The South African had the lot. He was fast and fearless, could break the line, had a strong pass and tackled himself into the ground, never more than when he brought down Jonah Lomu in the 1995 World Cup final.
Like Edwards, van der Westhuizen also had an eye for the line as 38 tries in his 89 Tests prove. By the time he retired after the 2003 World Cup he was South Africa’s most-capped player and record try-scorer and, although those marks have both been eclipsed, his contribution to his country has never been forgotten.
Van der Westhuizen should have had a long and happy retirement ahead of him. He was a World Cup winner, a legend at the Bulls, had a degree in commerce and was one of the most recognisable rugby players on the planet.

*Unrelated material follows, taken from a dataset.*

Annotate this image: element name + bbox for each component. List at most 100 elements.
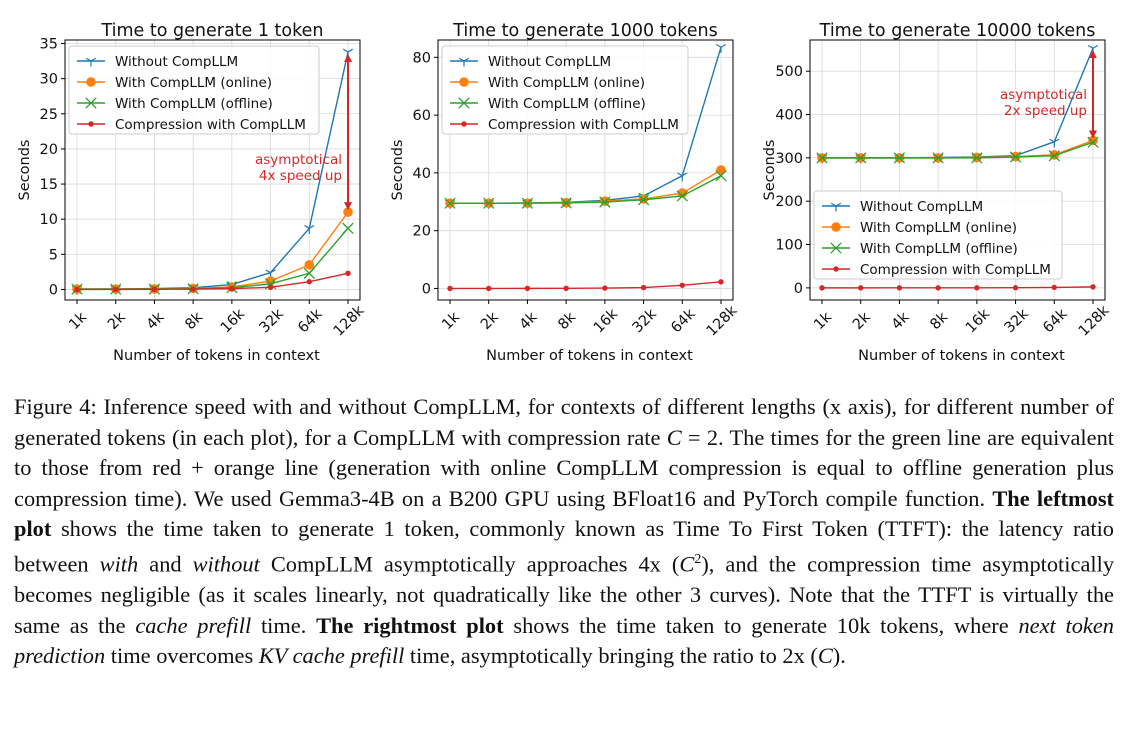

A few lurid tales hit the South African press but van der Westhuizen – who had been inducted into the International Rugby Hall of Fame in 2007 – rode the storm before he was confronted by his biggest opponent in 2011 when, at the age of 40, he was diagnosed with amyotrophic lateral sclerosis – a form of motor neurone disease. He was given between two and five years to live but has fought the battle against the disease with the same appetite he showed for taking the fight to the opposition on the rugby field.
Although wheelchair-bound, van der Westhuizen has thrown his weight behind raising awareness of the disease and in 2013 travelled to Cardiff ahead of South Africa’s November International against Wales. Edwards was there to meet him and although the pair never squared up on the pitch it was fitting the two legends should get together off it.